La Turquie sait bien que la Russie et l’Iran peuvent armer les Kurdes syriens si Ankara décide d’occuper le nord-est de la Syrie. Pareille incursion pourrait entraîner la Turquie dans le marasme syrien. Il est encore trop tôt pour en arriver à ce genre de relations entre les alliés (Iran, Russie, Turquie) et l’on s’attend à ce que la Turquie s’avance dans une zone restreinte au nord-est de la Syrie.
Les Kurdes demeurent les plus grands perdants. Ce qui s’est passé à Afrin est un exemple éloquent. Les Kurdes ont abandonné leur ville, mais ont refusé de laisser le gouvernement syrien en prendre le contrôle. La bataille d’Afrin a fait ressortir les limites des Kurdes à défendre seuls leur territoire. L’instinct de survie a poussé les Kurdes à fuir et à abandonner leur territoire.
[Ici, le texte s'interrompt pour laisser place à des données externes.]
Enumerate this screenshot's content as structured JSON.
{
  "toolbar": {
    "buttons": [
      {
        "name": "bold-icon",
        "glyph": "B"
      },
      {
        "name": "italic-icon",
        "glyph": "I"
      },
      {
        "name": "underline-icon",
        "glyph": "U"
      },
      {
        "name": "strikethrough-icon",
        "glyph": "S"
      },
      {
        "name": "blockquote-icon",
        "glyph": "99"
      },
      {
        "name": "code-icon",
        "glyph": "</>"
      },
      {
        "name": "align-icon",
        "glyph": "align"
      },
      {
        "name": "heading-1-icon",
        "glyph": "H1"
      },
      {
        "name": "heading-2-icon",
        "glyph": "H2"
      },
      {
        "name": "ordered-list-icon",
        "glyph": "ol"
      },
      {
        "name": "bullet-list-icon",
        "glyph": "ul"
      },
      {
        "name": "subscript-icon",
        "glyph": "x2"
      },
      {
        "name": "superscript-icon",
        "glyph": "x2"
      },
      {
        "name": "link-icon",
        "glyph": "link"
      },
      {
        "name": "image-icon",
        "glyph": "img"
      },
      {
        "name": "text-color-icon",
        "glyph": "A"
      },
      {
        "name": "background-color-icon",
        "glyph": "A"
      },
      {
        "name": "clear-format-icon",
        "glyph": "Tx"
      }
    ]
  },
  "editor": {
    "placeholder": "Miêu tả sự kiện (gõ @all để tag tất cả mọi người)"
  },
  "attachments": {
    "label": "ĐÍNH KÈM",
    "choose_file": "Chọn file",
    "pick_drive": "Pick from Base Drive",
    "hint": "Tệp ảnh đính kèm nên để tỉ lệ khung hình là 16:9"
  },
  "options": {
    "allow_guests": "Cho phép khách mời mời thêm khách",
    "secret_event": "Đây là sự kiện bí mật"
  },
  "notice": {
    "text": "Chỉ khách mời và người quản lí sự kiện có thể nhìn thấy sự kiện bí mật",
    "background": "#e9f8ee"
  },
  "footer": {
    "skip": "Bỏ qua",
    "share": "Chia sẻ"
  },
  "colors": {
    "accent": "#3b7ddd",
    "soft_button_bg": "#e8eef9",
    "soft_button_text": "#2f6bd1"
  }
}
Si les Kurdes ne parviennent pas à un accord avec Damas, et le plus tôt sera le mieux, il leur restera très peu d’endroits où se réfugier. Le président Assad est prêt à les accueillir à bras ouverts, du moment qu’ils cessent de protéger les USA.
Brett McGurk, l’ancien envoyé spécial des USA en Irak et en Syrie (sous Obama, puis sous Trump), a affirmé que « les deux présidents ont choisi et mis de l’avant la collaboration avec l’opposition soutenue par la Turquie, malheureusement truffée d’extrémistes, dont bon nombre sont liés à al-Qaeda ». L’entêtement des Kurdes syriens les conduit dans un aveuglement total vers une situation où aucune solution n’est possible. Incapables de tirer des leçons de l’histoire, ils s’entêtent encore à vouloir construire un État… sur le sable !
Les Kurdes irakiens ont perdu tous leurs privilèges lorsqu’ils ont tenté de proclamer un État indépendant. Trump croit que les Kurdes syriens sont des mercenaires dont les USA n’ont plus besoin. Sauf que les Kurdes refusent de voir la réalité en face.
Il existe un virus (certains appellent cela une malédiction) qui persécute ceux qui s’immiscent dans les affaires du Moyen-Orient ou y combattent. Ce virus affecte principalement les Américains, et maintenant les Kurdes. C’est le virus du « refus de tirer des leçons de l’histoire ».